Published 4 June 2020

Rana Begum RA discusses moving studios during a pandemic, its impact on her creative process and how having the children at home has introduced some new qualities into her work.

  • From the Summer 2020 issue of RA Magazine, issued quarterly to Friends of the RA. Rana Begum RA’s solo show at Kate MacGarry, London, is now scheduled for 9 September to 31 October 2020.

    I was scheduled to visit Rana Begum RA at her studio on Friday 20 March. But that was the week when everything changed. On the Monday the government asked non-essential contact to cease. Social-distancing measures quickly became widespread. Businesses and other organisations, including the Royal Academy of Arts, closed their doors. Each day brought more grave news, with the dread of worse to come.

    My studio visit was changed to a telephone call from my home office. Begum answered from her home and studio, a new building in London’s Stoke Newington, overlooking Abney Park Cemetery. “It’s a really strange and worrying time,” said the artist softly down the line.“I’m worried about the financial impact it will have on the team, and on myself as well. How can I support everyone?”

    Begum creates her site-specific installations, serial paintings and geometric sculptures (No. 814, 2018) with a team of up to four staff – skilled assistants who can no longer work with her in the studio. Mythologised as loners, artists are rarely so, and Begum is a case in point. The recently elected Royal Academician is a very social person, networked within the art world and, in recent years, constantly collaborating with others both in her studio and on residencies and commissions abroad.

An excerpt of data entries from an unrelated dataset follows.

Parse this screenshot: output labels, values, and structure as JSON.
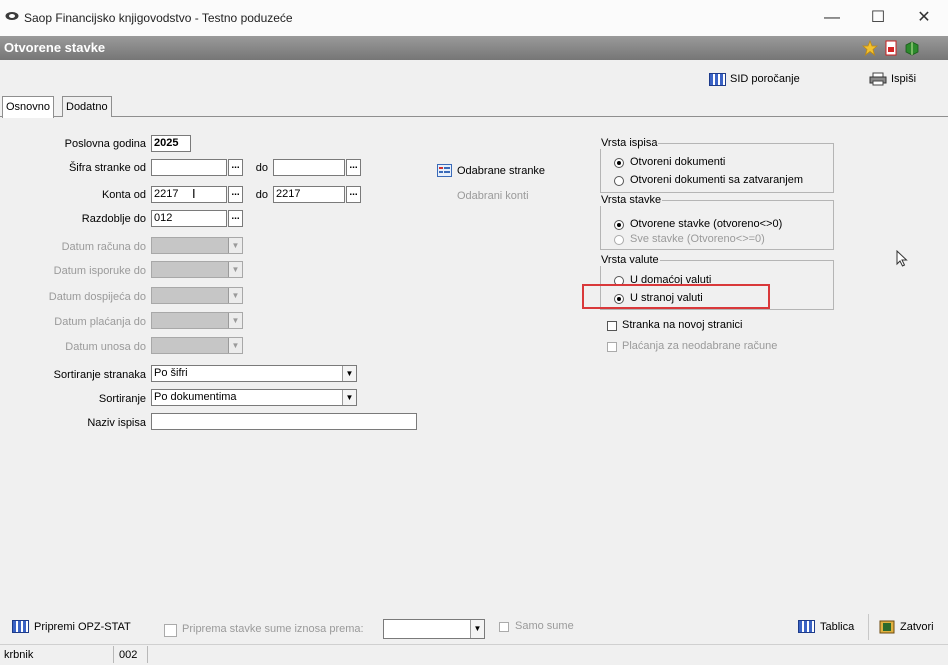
{
  "window": {
    "title": "Saop Financijsko knjigovodstvo - Testno poduzeće",
    "minimize": "—",
    "maximize": "☐",
    "close": "✕"
  },
  "form": {
    "title": "Otvorene stavke"
  },
  "toolbar": {
    "sid_label": "SID poročanje",
    "print_label": "Ispiši"
  },
  "tabs": [
    {
      "label": "Osnovno",
      "active": true
    },
    {
      "label": "Dodatno",
      "active": false
    }
  ],
  "fields": {
    "poslovna_godina": {
      "label": "Poslovna godina",
      "value": "2025"
    },
    "sifra_stranke": {
      "label": "Šifra stranke od",
      "from": "",
      "to_label": "do",
      "to": ""
    },
    "konta": {
      "label": "Konta od",
      "from": "2217",
      "to_label": "do",
      "to": "2217"
    },
    "razdoblje": {
      "label": "Razdoblje do",
      "value": "012"
    },
    "datum_racuna": {
      "label": "Datum računa do"
    },
    "datum_isporuke": {
      "label": "Datum isporuke do"
    },
    "datum_dospijeca": {
      "label": "Datum dospijeća do"
    },
    "datum_placanja": {
      "label": "Datum plaćanja do"
    },
    "datum_unosa": {
      "label": "Datum unosa do"
    },
    "sortiranje_stranaka": {
      "label": "Sortiranje stranaka",
      "value": "Po šifri"
    },
    "sortiranje": {
      "label": "Sortiranje",
      "value": "Po dokumentima"
    },
    "naziv_ispisa": {
      "label": "Naziv ispisa",
      "value": ""
    }
  },
  "ellipsis": "...",
  "dropdown_arrow": "▼",
  "middle": {
    "odabrane_stranke": "Odabrane stranke",
    "odabrani_konti": "Odabrani konti"
  },
  "groups": {
    "vrsta_ispisa": {
      "title": "Vrsta ispisa",
      "options": [
        "Otvoreni dokumenti",
        "Otvoreni dokumenti sa zatvaranjem"
      ]
    },
    "vrsta_stavke": {
      "title": "Vrsta stavke",
      "options": [
        "Otvorene stavke (otvoreno<>0)",
        "Sve stavke (Otvoreno<>=0)"
      ]
    },
    "vrsta_valute": {
      "title": "Vrsta valute",
      "options": [
        "U domaćoj valuti",
        "U stranoj valuti"
      ]
    }
  },
  "checkboxes": {
    "stranka_nova_stranica": "Stranka na novoj stranici",
    "placanja_neodabrane": "Plaćanja za neodabrane račune"
  },
  "bottom": {
    "pripremi_opz": "Pripremi OPZ-STAT",
    "priprema_stavke": "Priprema stavke sume iznosa prema:",
    "samo_sume": "Samo sume",
    "tablica": "Tablica",
    "zatvori": "Zatvori"
  },
  "status": {
    "user": "krbnik",
    "code": "002"
  },
  "colors": {
    "highlight_box": "#d9383a",
    "form_header": "#808080"
  }
}
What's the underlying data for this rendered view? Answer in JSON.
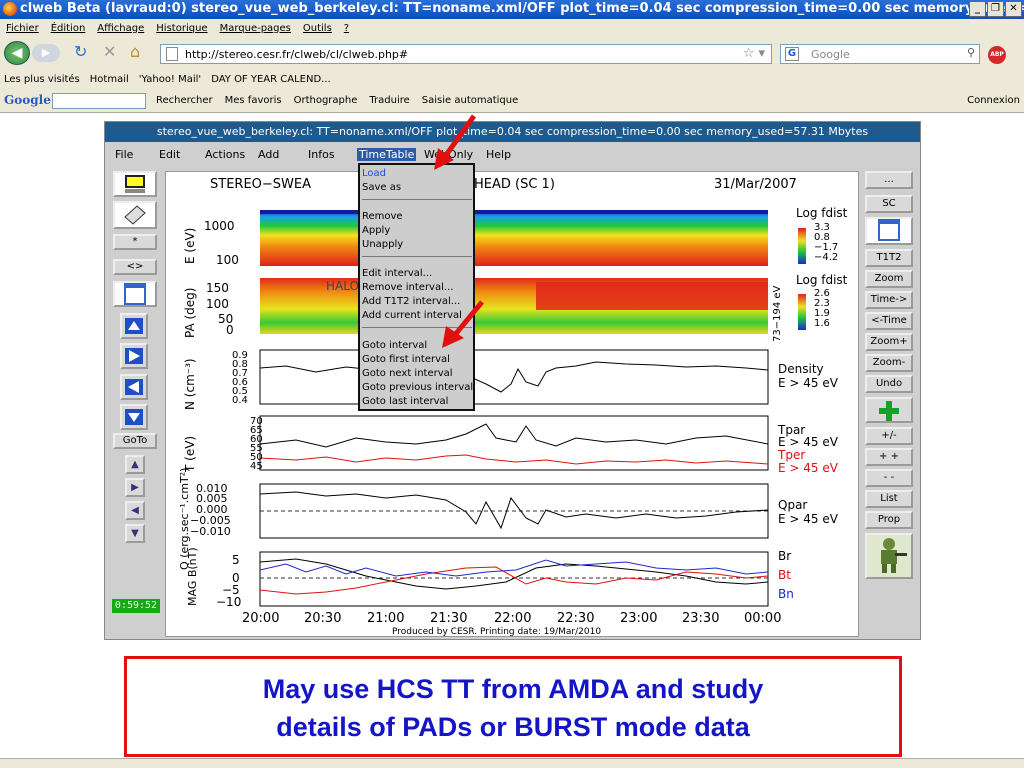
{
  "window": {
    "title": "clweb Beta (lavraud:0)  stereo_vue_web_berkeley.cl:   TT=noname.xml/OFF  plot_time=0.04 sec  compression_time=0.00 sec  memory_used=..."
  },
  "browser": {
    "menu": [
      "Fichier",
      "Édition",
      "Affichage",
      "Historique",
      "Marque-pages",
      "Outils",
      "?"
    ],
    "url": "http://stereo.cesr.fr/clweb/cl/clweb.php#",
    "search_placeholder": "Google",
    "bookmarks": [
      "Les plus visités",
      "Hotmail",
      "'Yahoo! Mail'",
      "DAY OF YEAR CALEND..."
    ],
    "google_toolbar": {
      "logo": "Google",
      "items": [
        "Rechercher",
        "Mes favoris",
        "Orthographe",
        "Traduire",
        "Saisie automatique"
      ],
      "connexion": "Connexion"
    }
  },
  "app": {
    "title": "stereo_vue_web_berkeley.cl:   TT=noname.xml/OFF  plot_time=0.04 sec  compression_time=0.00 sec  memory_used=57.31 Mbytes",
    "menu": [
      "File",
      "Edit",
      "Actions",
      "Add",
      "Infos",
      "TimeTable",
      "WebOnly",
      "Help"
    ],
    "timetable_menu": {
      "group1": [
        "Load",
        "Save as"
      ],
      "group2": [
        "Remove",
        "Apply",
        "Unapply"
      ],
      "group3": [
        "Edit interval...",
        "Remove interval...",
        "Add T1T2 interval...",
        "Add current interval"
      ],
      "group4": [
        "Goto interval",
        "Goto first interval",
        "Goto next interval",
        "Goto previous interval",
        "Goto last interval"
      ]
    },
    "left_buttons": {
      "star": "*",
      "range": "<>",
      "goto": "GoTo"
    },
    "clock": "0:59:52",
    "right_buttons": [
      "...",
      "SC",
      "T1T2",
      "Zoom",
      "Time->",
      "<-Time",
      "Zoom+",
      "Zoom-",
      "Undo",
      "+/-",
      "+ +",
      "- -",
      "List",
      "Prop"
    ],
    "plot": {
      "header_left": "STEREO−SWEA",
      "header_mid": "HEAD (SC 1)",
      "header_right": "31/Mar/2007",
      "panel1": {
        "ylabel": "E (eV)",
        "ticks": [
          "1000",
          "100"
        ],
        "legend_title": "Log fdist",
        "legend_vals": [
          "3.3",
          "0.8",
          "−1.7",
          "−4.2"
        ]
      },
      "panel2": {
        "ylabel": "PA (deg)",
        "ticks": [
          "150",
          "100",
          "50",
          "0"
        ],
        "legend_title": "Log fdist",
        "legend_vals": [
          "2.6",
          "2.3",
          "1.9",
          "1.6"
        ],
        "side_label": "73−194 eV",
        "overlay": "HALO"
      },
      "panel3": {
        "ylabel": "N (cm⁻³)",
        "ticks": [
          "0.9",
          "0.8",
          "0.7",
          "0.6",
          "0.5",
          "0.4"
        ],
        "labels": [
          "Density",
          "E > 45 eV"
        ]
      },
      "panel4": {
        "ylabel": "T (eV)",
        "ticks": [
          "70",
          "65",
          "60",
          "55",
          "50",
          "45"
        ],
        "labels": [
          "Tpar",
          "E > 45 eV",
          "Tper",
          "E > 45 eV"
        ]
      },
      "panel5": {
        "ylabel": "Q (erg.sec⁻¹.cmT²)",
        "ticks": [
          "0.010",
          "0.005",
          "0.000",
          "−0.005",
          "−0.010"
        ],
        "labels": [
          "Qpar",
          "E > 45 eV"
        ]
      },
      "panel6": {
        "ylabel": "MAG B(nT)",
        "ticks": [
          "5",
          "0",
          "−5",
          "−10"
        ],
        "labels": [
          "Br",
          "Bt",
          "Bn"
        ]
      },
      "xticks": [
        "20:00",
        "20:30",
        "21:00",
        "21:30",
        "22:00",
        "22:30",
        "23:00",
        "23:30",
        "00:00"
      ],
      "footer": "Produced by CESR.   Printing date: 19/Mar/2010"
    }
  },
  "caption": {
    "line1": "May use HCS TT from AMDA and study",
    "line2": "details of PADs or BURST mode data"
  },
  "colors": {
    "title_blue": "#1e5a8e",
    "caption_text": "#1414c8",
    "caption_border": "#e01010",
    "clock_green": "#16a816"
  }
}
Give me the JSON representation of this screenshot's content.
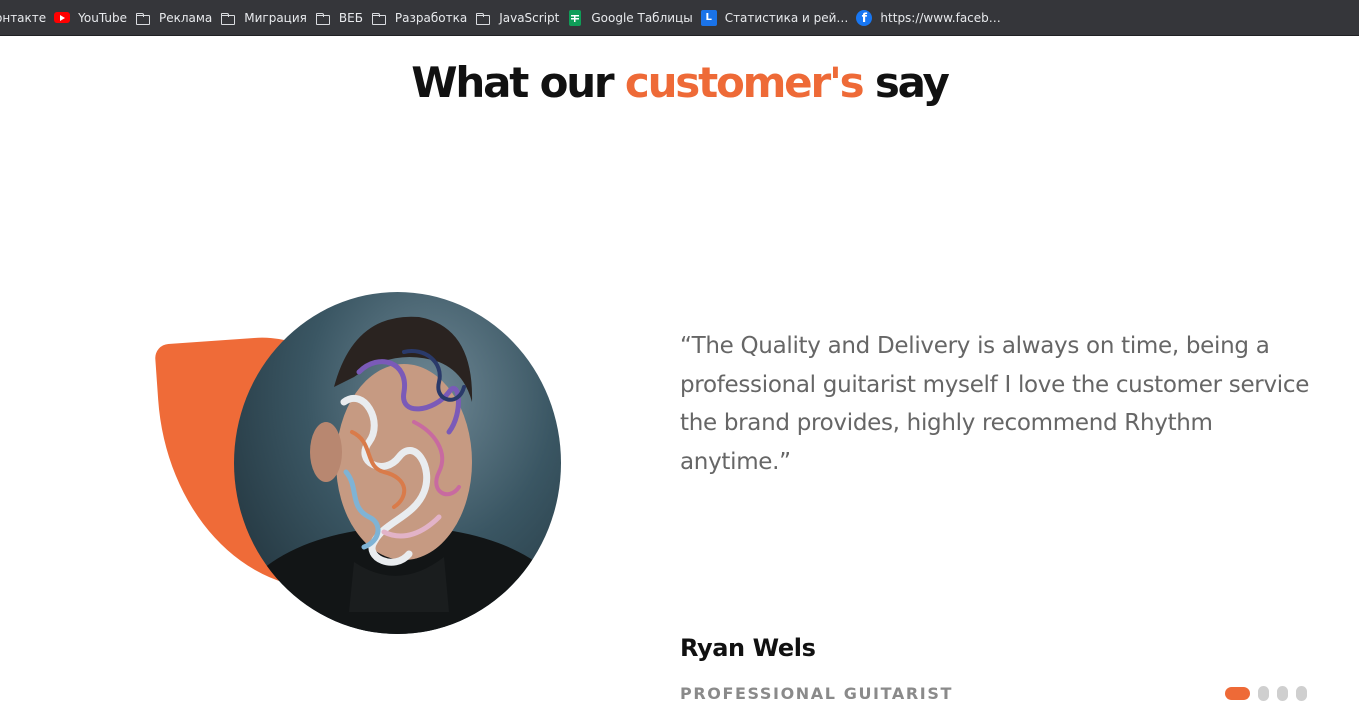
{
  "bookmarks": [
    {
      "label": "онтакте",
      "icon": "none"
    },
    {
      "label": "YouTube",
      "icon": "youtube-icon"
    },
    {
      "label": "Реклама",
      "icon": "folder-icon"
    },
    {
      "label": "Миграция",
      "icon": "folder-icon"
    },
    {
      "label": "ВЕБ",
      "icon": "folder-icon"
    },
    {
      "label": "Разработка",
      "icon": "folder-icon"
    },
    {
      "label": "JavaScript",
      "icon": "folder-icon"
    },
    {
      "label": "Google Таблицы",
      "icon": "google-sheets-icon"
    },
    {
      "label": "Статистика и рей…",
      "icon": "l-badge-icon"
    },
    {
      "label": "https://www.faceb…",
      "icon": "facebook-icon"
    }
  ],
  "section": {
    "title_part1": "What our",
    "title_accent": "customer's",
    "title_part2": "say"
  },
  "testimonial": {
    "quote": "“The Quality and Delivery is always on time, being a professional guitarist myself I love the customer service the brand provides, highly recommend Rhythm anytime.”",
    "author_name": "Ryan Wels",
    "author_role": "PROFESSIONAL GUITARIST"
  },
  "carousel": {
    "total": 4,
    "active": 1
  },
  "colors": {
    "accent": "#ee6a37",
    "heading": "#111111",
    "body_text": "#666666",
    "role_text": "#8a8a8a",
    "inactive_dot": "#cfcfcf"
  }
}
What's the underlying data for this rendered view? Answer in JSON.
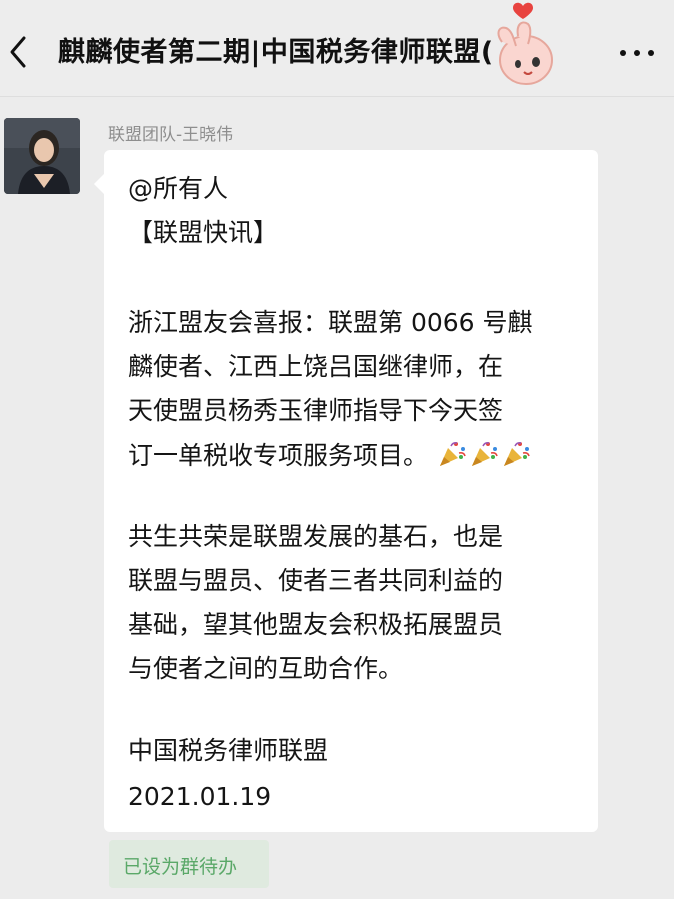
{
  "header": {
    "title": "麒麟使者第二期|中国税务律师联盟(",
    "back_icon": "chevron-left-icon",
    "more_icon": "ellipsis-icon",
    "sticker": "finger-heart-sticker"
  },
  "message": {
    "sender": "联盟团队-王晓伟",
    "lines": [
      "@所有人",
      "【联盟快讯】",
      "浙江盟友会喜报：联盟第 0066 号麒",
      "麟使者、江西上饶吕国继律师，在",
      "天使盟员杨秀玉律师指导下今天签",
      "订一单税收专项服务项目。",
      "共生共荣是联盟发展的基石，也是",
      "联盟与盟员、使者三者共同利益的",
      "基础，望其他盟友会积极拓展盟员",
      "与使者之间的互助合作。",
      "中国税务律师联盟",
      "2021.01.19"
    ],
    "emoji": "party-popper-icon ×3"
  },
  "badge": {
    "label": "已设为群待办"
  },
  "colors": {
    "background": "#ececec",
    "bubble": "#ffffff",
    "badge_bg": "#dfeadf",
    "badge_text": "#5aa868",
    "sender_text": "#8e8e8e"
  }
}
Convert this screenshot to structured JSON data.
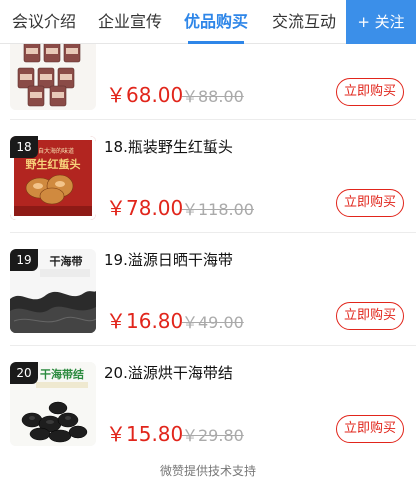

    “It will also be difficult to be creative now, because I’m in this situation where my studio is stuck in a mess,” she continued. “I was in the middle of moving stuff over from my old studio. It will be a really tricky period. And the kids are going to be off school from Monday, so that’s another thing to manage.” Yet like the colours of her artworks, Begum errs towards brightness. “I’m trying to see this in a positive way, as I want to adapt to the situation. It’s a good time to reflect and recuperate, and if we’re going to be isolated, that could be interesting creatively.”

  • It’s a good time to reflect and recuperate, and if we’re going to be isolated, that could be interesting creatively.

  • Most interviews can take place over an hour or two one afternoon, with a writer catching a characteristic slice of their subject’s life. Yet with everything in such flux, a different approach was required. I asked Begum whether we might talk again on the following Friday, once she had begun adjusting to the lockdown. We would go on to speak at the same time over the next three Fridays, a welcome routine where we took stock at the week’s end.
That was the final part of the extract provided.